Z. Qin et al., "Demographic information prediction based on smartphone application usage," 2014 International Conference on Smart Computing, Hong Kong, 2014, pp. 183-190.
Demographic information is usually treated as private data (e.g., gender and age), but has been shown great values in personalized services, advertisement, behavior study and other aspects. In this paper, we propose a novel approach to make efficient demographic prediction based on smartphone application usage. Specifically, we firstly consider to characterize the data set by building a matrix to correlate users with types of categories from the log file of smartphone applications. By considering the category-unbalance problem, we predict users’ demographic information and propose an optimization method to further smooth the obtained results with category neighbors and user neighbors. The evaluation is supplemented by the dataset from real world workload. The results show advantages of the proposed prediction approach compared with baseline prediction. In particular, the proposed approach can achieve 81.21% of Accuracy in gender prediction. While in dealing with a more challenging multi-class problem, the proposed approach can still achieve good performance (e.g., 73.84% of Accuracy in the prediction of age group and 66.42% of Accuracy in the prediction of phone level).
Identifying the Dataset
Network enabled technologies intricately connect virtual and demographic information. Therefore, demographic information is accessible via app and smartphone usage to enhance behaviour studies, user interfaces, and advertising efforts.

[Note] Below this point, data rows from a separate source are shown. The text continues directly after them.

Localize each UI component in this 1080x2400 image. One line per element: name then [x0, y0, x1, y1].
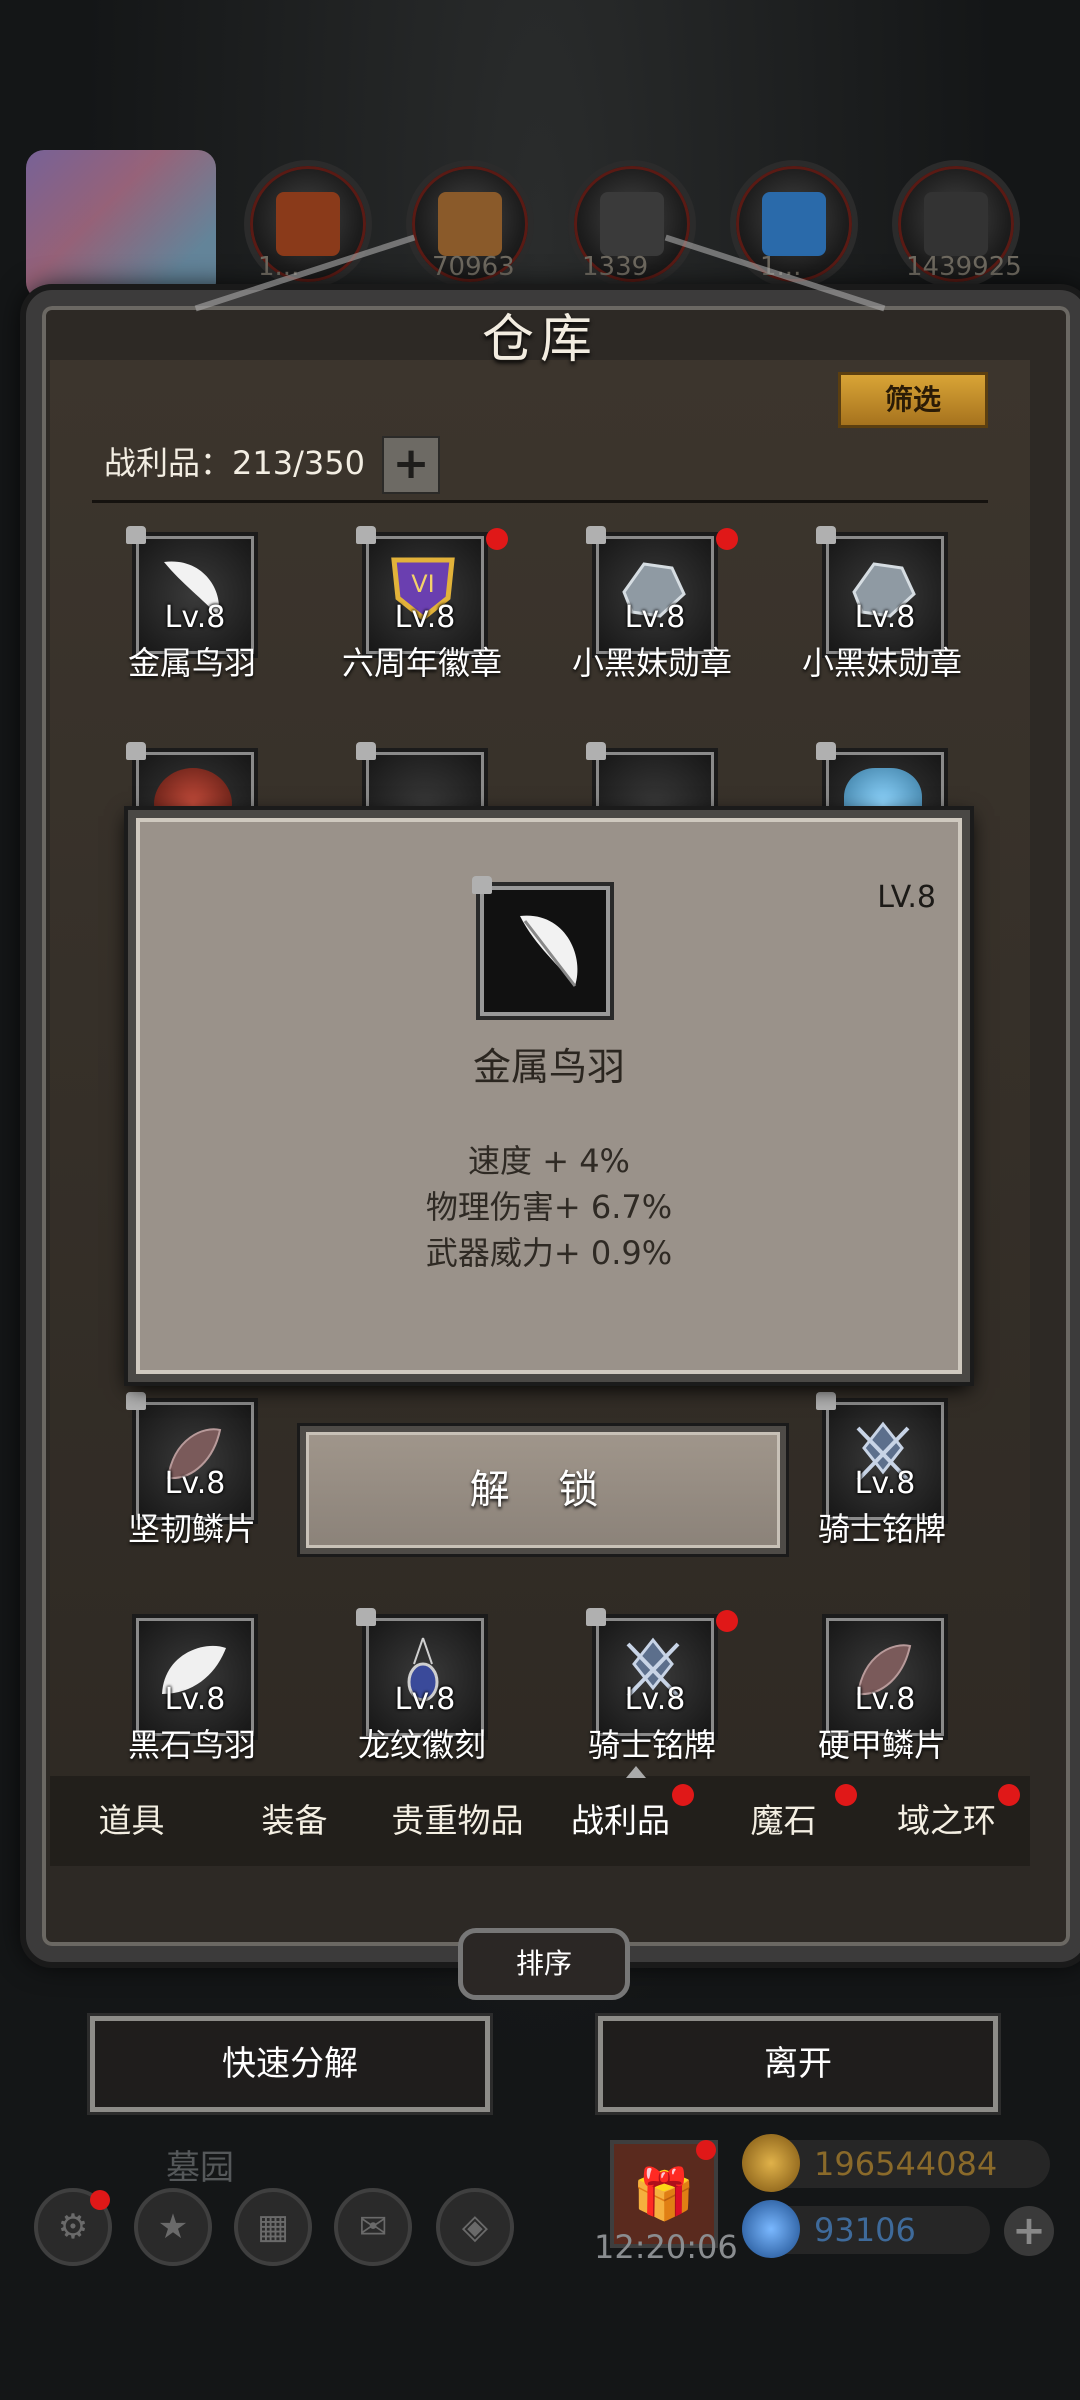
item-name: 龙纹徽刻 — [357, 1726, 486, 1764]
dialog-title: 仓库 — [481, 310, 598, 370]
tab-loot[interactable]: 战利品 — [539, 1776, 702, 1866]
lock-icon — [472, 876, 492, 894]
tab-label: 战利品 — [571, 1801, 670, 1840]
item-level: Lv.8 — [854, 1466, 916, 1501]
notification-dot — [90, 2190, 110, 2210]
grid-item[interactable]: Lv.8 小黑妹勋章 — [782, 526, 982, 702]
item-level: Lv.8 — [624, 600, 686, 635]
leave-button[interactable]: 离开 — [598, 2016, 998, 2112]
map-icon[interactable]: ▦ — [234, 2188, 312, 2266]
item-level: Lv.8 — [854, 600, 916, 635]
notification-dot — [486, 528, 508, 550]
unlock-button[interactable]: 解 锁 — [300, 1426, 786, 1554]
lock-icon — [586, 1608, 606, 1626]
sort-button[interactable]: 排序 — [458, 1928, 630, 2000]
category-tabs: 道具 装备 贵重物品 战利品 魔石 域之环 — [50, 1776, 1030, 1866]
tab-valuables[interactable]: 贵重物品 — [376, 1776, 539, 1866]
grid-item[interactable]: Lv.8 龙纹徽刻 — [322, 1608, 522, 1784]
item-level: Lv.8 — [854, 1682, 916, 1717]
stat-line: 速度 + 4% — [468, 1142, 630, 1180]
popup-stats: 速度 + 4% 物理伤害+ 6.7% 武器威力+ 0.9% — [136, 1138, 962, 1276]
tab-items[interactable]: 道具 — [50, 1776, 213, 1866]
item-name: 小黑妹勋章 — [801, 644, 962, 682]
lock-icon — [356, 526, 376, 544]
tab-label: 贵重物品 — [391, 1801, 524, 1840]
stat-line: 物理伤害+ 6.7% — [425, 1188, 673, 1226]
tab-magic-stone[interactable]: 魔石 — [702, 1776, 865, 1866]
gem-value: 93106 — [814, 2211, 916, 2249]
item-name: 六周年徽章 — [341, 644, 502, 682]
location-label: 墓园 — [166, 2148, 234, 2188]
quick-decompose-button[interactable]: 快速分解 — [90, 2016, 490, 2112]
item-level: Lv.8 — [164, 1682, 226, 1717]
star-badge-icon[interactable]: ★ — [134, 2188, 212, 2266]
grid-item[interactable]: Lv.8 硬甲鳞片 — [782, 1614, 982, 1784]
lock-icon — [126, 1392, 146, 1410]
item-detail-popup: LV.8 金属鸟羽 速度 + 4% 物理伤害+ 6.7% 武器威力+ 0.9% — [128, 810, 970, 1382]
item-name: 骑士铭牌 — [587, 1726, 716, 1764]
item-level: Lv.8 — [624, 1682, 686, 1717]
item-level: Lv.8 — [164, 600, 226, 635]
tab-label: 装备 — [261, 1801, 328, 1840]
loot-count-label: 战利品：213/350 — [104, 444, 365, 482]
grid-item[interactable]: Lv.8 黑石鸟羽 — [92, 1614, 292, 1784]
notification-dot — [716, 1610, 738, 1632]
grid-item[interactable]: VI Lv.8 六周年徽章 — [322, 526, 522, 702]
tab-label: 魔石 — [750, 1801, 817, 1840]
lock-icon — [816, 1392, 836, 1410]
lock-icon — [356, 1608, 376, 1626]
mail-icon[interactable]: ✉ — [334, 2188, 412, 2266]
grid-item[interactable]: Lv.8 骑士铭牌 — [782, 1392, 982, 1568]
grid-item[interactable]: Lv.8 骑士铭牌 — [552, 1608, 752, 1784]
gold-coin-icon — [742, 2134, 800, 2192]
grid-item[interactable]: Lv.8 金属鸟羽 — [92, 526, 292, 702]
item-level: Lv.8 — [394, 600, 456, 635]
feather-icon — [520, 915, 578, 987]
item-name: 硬甲鳞片 — [817, 1726, 946, 1764]
gem-icon — [742, 2200, 800, 2258]
notification-dot — [835, 1784, 857, 1806]
clock-label: 12:20:06 — [594, 2228, 738, 2266]
add-gems-plus-icon[interactable]: + — [1004, 2206, 1054, 2256]
item-name: 小黑妹勋章 — [571, 644, 732, 682]
item-name: 坚韧鳞片 — [127, 1510, 256, 1548]
active-tab-caret-icon — [626, 1766, 646, 1778]
popup-level: LV.8 — [877, 880, 936, 915]
svg-text:VI: VI — [411, 570, 435, 598]
resource-num-5: 1439925 — [906, 252, 1022, 282]
resource-num-3: 1339 — [582, 252, 649, 282]
gold-counter: 196544084 — [742, 2134, 1050, 2192]
item-name: 金属鸟羽 — [127, 644, 256, 682]
notification-dot — [998, 1784, 1020, 1806]
item-name: 骑士铭牌 — [817, 1510, 946, 1548]
popup-item-icon — [472, 876, 614, 1020]
grid-item[interactable]: Lv.8 坚韧鳞片 — [92, 1392, 292, 1568]
tab-label: 道具 — [98, 1801, 165, 1840]
tab-domain-ring[interactable]: 域之环 — [865, 1776, 1028, 1866]
lock-icon — [816, 526, 836, 544]
notification-dot — [672, 1784, 694, 1806]
shop-icon[interactable]: ◈ — [436, 2188, 514, 2266]
item-level: Lv.8 — [394, 1682, 456, 1717]
item-name: 黑石鸟羽 — [127, 1726, 256, 1764]
settings-gear-icon[interactable]: ⚙ — [34, 2188, 112, 2266]
tab-label: 域之环 — [897, 1801, 996, 1840]
expand-capacity-button[interactable]: + — [382, 436, 440, 494]
lock-icon — [586, 526, 606, 544]
filter-button[interactable]: 筛选 — [838, 372, 988, 428]
resource-num-2: 70963 — [432, 252, 515, 282]
notification-dot — [716, 528, 738, 550]
notification-dot — [696, 2140, 716, 2160]
gem-counter: 93106 — [742, 2200, 990, 2258]
tab-equipment[interactable]: 装备 — [213, 1776, 376, 1866]
divider — [92, 500, 988, 503]
lock-icon — [126, 526, 146, 544]
popup-item-name: 金属鸟羽 — [472, 1045, 625, 1089]
grid-item[interactable]: Lv.8 小黑妹勋章 — [552, 526, 752, 702]
item-level: Lv.8 — [164, 1466, 226, 1501]
stat-line: 武器威力+ 0.9% — [425, 1234, 673, 1272]
gold-value: 196544084 — [814, 2145, 998, 2183]
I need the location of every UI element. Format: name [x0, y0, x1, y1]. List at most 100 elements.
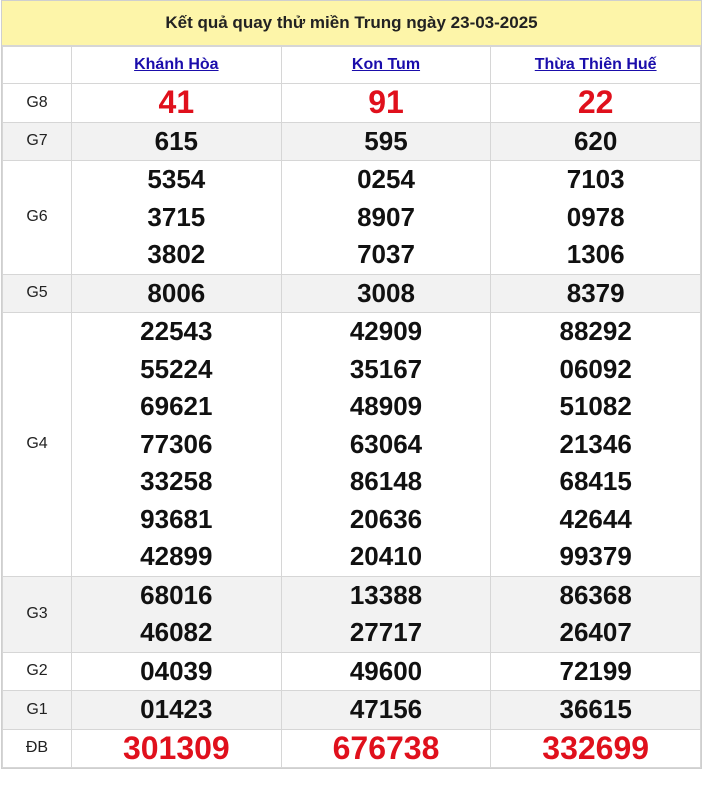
prize-number: 615 — [154, 125, 199, 156]
prize-number: 41 — [158, 84, 195, 120]
prize-label: ĐB — [2, 728, 72, 768]
prize-cell: 3008 — [280, 273, 492, 313]
prize-label: G3 — [2, 575, 72, 653]
prize-number: 91 — [368, 84, 404, 120]
prize-number: 68415 — [559, 466, 632, 496]
prize-cell: 22 — [490, 83, 701, 123]
province-header-row: Khánh Hòa Kon Tum Thừa Thiên Huế — [2, 46, 701, 84]
prize-number: 13388 — [349, 579, 423, 610]
prize-cell: 676738 — [280, 728, 492, 768]
prize-number: 26407 — [559, 617, 632, 647]
prize-number: 63064 — [349, 428, 423, 459]
prize-cell: 13388 27717 — [280, 575, 492, 653]
prize-number: 99379 — [559, 541, 632, 571]
prize-number: 88292 — [559, 316, 632, 346]
prize-row: G8 41 91 22 — [2, 83, 701, 123]
prize-number: 47156 — [349, 694, 423, 724]
province-link-thua-thien-hue[interactable]: Thừa Thiên Huế — [535, 56, 657, 73]
prize-number: 86368 — [559, 579, 632, 610]
prize-cell: 36615 — [490, 690, 701, 730]
prize-number: 5354 — [147, 164, 206, 194]
prize-number: 676738 — [332, 729, 440, 766]
prize-number: 332699 — [542, 729, 650, 766]
prize-number: 3008 — [357, 277, 415, 308]
prize-number: 55224 — [140, 353, 213, 384]
prize-label: G4 — [2, 312, 72, 577]
province-link-kon-tum[interactable]: Kon Tum — [352, 56, 420, 73]
prize-number: 46082 — [140, 617, 213, 647]
prize-number: 33258 — [140, 466, 213, 496]
prize-cell: 0254 8907 7037 — [280, 160, 492, 275]
prize-cell: 620 — [490, 121, 701, 161]
prize-cell: 68016 46082 — [71, 575, 282, 653]
prize-number: 7103 — [566, 164, 625, 194]
prize-number: 8907 — [357, 201, 415, 232]
prize-cell: 8006 — [71, 273, 282, 313]
province-header: Khánh Hòa — [71, 46, 282, 84]
prize-number: 77306 — [140, 428, 213, 459]
prize-number: 68016 — [140, 579, 213, 610]
prize-number: 21346 — [559, 428, 632, 459]
prize-cell: 47156 — [280, 690, 492, 730]
prize-number: 0254 — [357, 164, 415, 194]
prize-label: G7 — [2, 121, 72, 161]
prize-cell: 22543 55224 69621 77306 33258 93681 42899 — [71, 312, 282, 577]
header-corner — [2, 46, 72, 84]
prize-row: G6 5354 3715 3802 0254 8907 7037 7103 0978 1306 — [2, 160, 701, 275]
prize-label: G8 — [2, 83, 72, 123]
prize-number: 42909 — [349, 316, 423, 346]
prize-cell: 72199 — [490, 651, 701, 691]
results-panel: Kết quả quay thử miền Trung ngày 23-03-2… — [1, 0, 702, 769]
prize-label: G1 — [2, 690, 72, 730]
prize-cell: 86368 26407 — [490, 575, 701, 653]
prize-cell: 8379 — [490, 273, 701, 313]
prize-number: 49600 — [349, 655, 423, 686]
prize-cell: 332699 — [490, 728, 701, 768]
prize-number: 620 — [573, 125, 618, 156]
prize-number: 22 — [577, 84, 614, 120]
prize-number: 06092 — [559, 353, 632, 384]
prize-number: 42899 — [140, 541, 213, 571]
prize-label: G6 — [2, 160, 72, 275]
prize-number: 20410 — [349, 541, 423, 571]
prize-number: 301309 — [122, 729, 230, 766]
prize-cell: 615 — [71, 121, 282, 161]
prize-label: G5 — [2, 273, 72, 313]
page-title: Kết quả quay thử miền Trung ngày 23-03-2… — [2, 1, 701, 46]
prize-cell: 01423 — [71, 690, 282, 730]
prize-number: 51082 — [559, 391, 632, 421]
prize-number: 8006 — [147, 277, 206, 308]
prize-number: 20636 — [349, 503, 423, 534]
prize-number: 8379 — [566, 277, 625, 308]
prize-number: 93681 — [140, 503, 213, 534]
province-link-khanh-hoa[interactable]: Khánh Hòa — [134, 56, 218, 73]
prize-number: 0978 — [566, 201, 625, 232]
prize-number: 42644 — [559, 503, 632, 534]
prize-number: 48909 — [349, 391, 423, 421]
prize-number: 01423 — [140, 694, 213, 724]
prize-row: G5 8006 3008 8379 — [2, 273, 701, 313]
prize-row: G4 22543 55224 69621 77306 33258 93681 42899 429… — [2, 312, 701, 577]
prize-number: 04039 — [140, 655, 213, 686]
province-header: Kon Tum — [280, 46, 492, 84]
prize-row: G2 04039 49600 72199 — [2, 651, 701, 691]
prize-number: 36615 — [559, 694, 632, 724]
prize-cell: 595 — [280, 121, 492, 161]
prize-row: G7 615 595 620 — [2, 121, 701, 161]
prize-number: 35167 — [349, 353, 423, 384]
prize-cell: 91 — [280, 83, 492, 123]
prize-number: 3802 — [147, 239, 206, 269]
prize-row: ĐB 301309 676738 332699 — [2, 728, 701, 768]
prize-row: G1 01423 47156 36615 — [2, 690, 701, 730]
prize-number: 595 — [364, 125, 408, 156]
prize-number: 69621 — [140, 391, 213, 421]
prize-label: G2 — [2, 651, 72, 691]
prize-number: 1306 — [566, 239, 625, 269]
prize-number: 27717 — [349, 617, 423, 647]
province-header: Thừa Thiên Huế — [490, 46, 701, 84]
prize-number: 3715 — [147, 201, 206, 232]
prize-number: 22543 — [140, 316, 213, 346]
prize-cell: 04039 — [71, 651, 282, 691]
prize-cell: 41 — [71, 83, 282, 123]
prize-number: 86148 — [349, 466, 423, 496]
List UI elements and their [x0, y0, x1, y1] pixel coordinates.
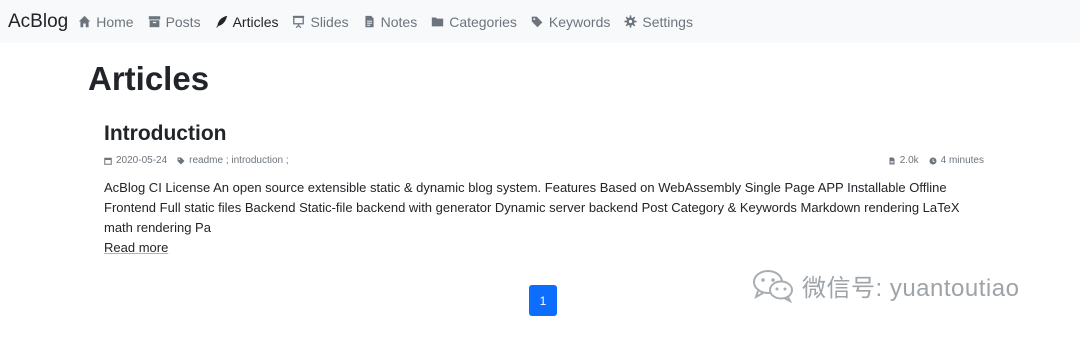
article-excerpt: AcBlog CI License An open source extensi… — [104, 180, 960, 235]
article-card: Introduction 2020-05-24 readme ; introdu… — [104, 122, 984, 257]
nav-item-slides[interactable]: Slides — [292, 13, 349, 30]
nav-item-label: Categories — [449, 13, 517, 30]
watermark-text: 微信号: yuantoutiao — [802, 275, 1020, 302]
document-icon — [363, 15, 376, 28]
nav-item-label: Home — [96, 13, 134, 30]
presentation-icon — [292, 15, 305, 28]
page-button-current[interactable]: 1 — [529, 285, 557, 316]
file-icon — [888, 157, 896, 165]
home-icon — [78, 15, 91, 28]
page-title: Articles — [88, 60, 210, 97]
nav-item-notes[interactable]: Notes — [363, 13, 418, 30]
calendar-icon — [104, 157, 112, 165]
read-more-link[interactable]: Read more — [104, 240, 168, 255]
tag-icon — [177, 157, 185, 165]
watermark: 微信号: yuantoutiao — [752, 268, 1019, 303]
clock-icon — [929, 157, 937, 165]
brand-link[interactable]: AcBlog — [8, 11, 68, 33]
nav-item-home[interactable]: Home — [78, 13, 134, 30]
nav-item-settings[interactable]: Settings — [624, 14, 693, 30]
article-title[interactable]: Introduction — [104, 122, 984, 146]
article-read-time: 4 minutes — [929, 155, 984, 166]
nav-item-categories[interactable]: Categories — [431, 14, 517, 30]
article-date: 2020-05-24 — [104, 155, 167, 166]
nav-item-label: Posts — [165, 13, 201, 30]
article-word-count-text: 2.0k — [899, 155, 919, 166]
nav-item-keywords[interactable]: Keywords — [531, 14, 610, 30]
gear-icon — [624, 15, 637, 28]
navbar: AcBlog Home Posts Articles Slides Notes … — [0, 0, 1080, 43]
nav-item-label: Slides — [310, 13, 349, 30]
nav-item-posts[interactable]: Posts — [148, 14, 201, 30]
article-keywords: readme ; introduction ; — [177, 155, 289, 166]
nav-item-label: Notes — [380, 13, 418, 30]
tags-icon — [531, 15, 544, 28]
feather-icon — [215, 15, 228, 28]
article-keywords-text[interactable]: readme ; introduction ; — [189, 155, 289, 166]
nav-item-label: Settings — [642, 13, 693, 30]
article-date-text: 2020-05-24 — [116, 155, 168, 166]
article-meta: 2020-05-24 readme ; introduction ; 2.0k — [104, 155, 984, 166]
folder-icon — [431, 15, 444, 28]
wechat-icon — [752, 269, 794, 303]
nav-menu: Home Posts Articles Slides Notes Categor… — [78, 14, 707, 30]
nav-item-label: Keywords — [548, 13, 611, 30]
nav-item-label: Articles — [232, 13, 279, 30]
article-word-count: 2.0k — [888, 155, 919, 166]
archive-icon — [148, 15, 161, 28]
pagination: 1 — [529, 285, 557, 316]
nav-item-articles[interactable]: Articles — [215, 13, 279, 30]
article-read-time-text: 4 minutes — [940, 155, 984, 166]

The dataset includes four months of smartphone application load and usage obtained from 31,660 users who are registered with one network service provider. More specifically, the log includes the amount of entries from within the app that derive resources from the internet. This dataset includes 179,954,181 entries. Each entry is identified by a numerical code and internet resource. Internet resources and categories are matched with one another through Regular Expression Matching, thus, matching entries themselves to categories. Categories of user interests are modeled on a weighted graph and the frequency of category requests by users is modeled via an adjacent matrix.
This method follows a series of steps. First, the authors draw correlations between different demographic groups with the classifier by defining specific and granular user interests. They then build a matrix which corroborates search entries on smartphone apps with types of entry categories - prior probabilities of interest categories are weighted against request times and frequency to mitigate prediction bias. Additionally, the authors evaluate the stability of baseline predictions and ensure that the dataset is sufficient in terms of volume and period of study. After applying a Bayes-based classifier to predict demographic attributes, the results are optimised via category and user neighbour information through an adjacent matrix. To limit the noise of repeating and leveraging neighbour user data, the authors use a Singular Value Decomposition as an algorithm to factorise and simplify sparse matrix data. Finally, they conduct an evaluation by testing a ground-truth dataset of web application usage and searches.
Key Assumptions Stated by Authors
The authors claim that topic searches for applications are distinct relative to web pages. Search options are limited and people of different ages or genders are likely to have specific motivations for using the same app.
In terms of methods, the authors posit that category and user smoothing, neighbour data, and larger datasets guarantee better results for gender rather than age because gender is a more definitive attribute. Moreover, the correlation between interest categories and gender may be stronger than with age.
The authors neglect to clearly outline how and why certain interest categories and user neighbours networks are assigned to certain genders. For the most part, the categorisations are based entirely on stereotypes, reverting to conventional norms such as shopping interests for females and sports for males. The 10-fold cross validation, intermittent evaluations, and adjacent matrices serve to reiterate these assumptions throughout the experimentation process - the only factors evening results out include frequency, request time, and prior probability (which is also grounded largely on stereotypes). Furthermore, because this dataset is new relative to web browsing history and text-based analysis, the differences in accuracy between classic classifiers and this approach are potentially exaggerated.
Evaluation was built into the entirety of the design process - the approach was disaggregated in order to accommodate for this iterative evaluation technique. Prediction performance is evaluated against accuracy, precision, recall, and F1 scores.
The authors note, after testing various datasets collected over a range of durations, that increasing the duration of training datasets yields better results.
While testing the dataset with classic classifiers (Logistic, Naive-Bayes, and Decision Tree), all three performed similarly when predicting gender - around 60% accuracy. Meanwhile, smartphone usage analysis resulted in greater prediction accuracy. Of course, smartphone usage has proliferated widely in the recent past. However, this is only the case in a limited number of contexts. It focuses on a niche of the population that has access to data, availability to a wide array of apps, can afford a smartphone, and is limited to one service provider which may further price out potential research subjects. That said, we cannot assume phone plan consumers consent to this kind of research and data collection. However, these exclusion criteria elucidate the limited relevance and applicability of this study among less affluent and increasingly censored contexts.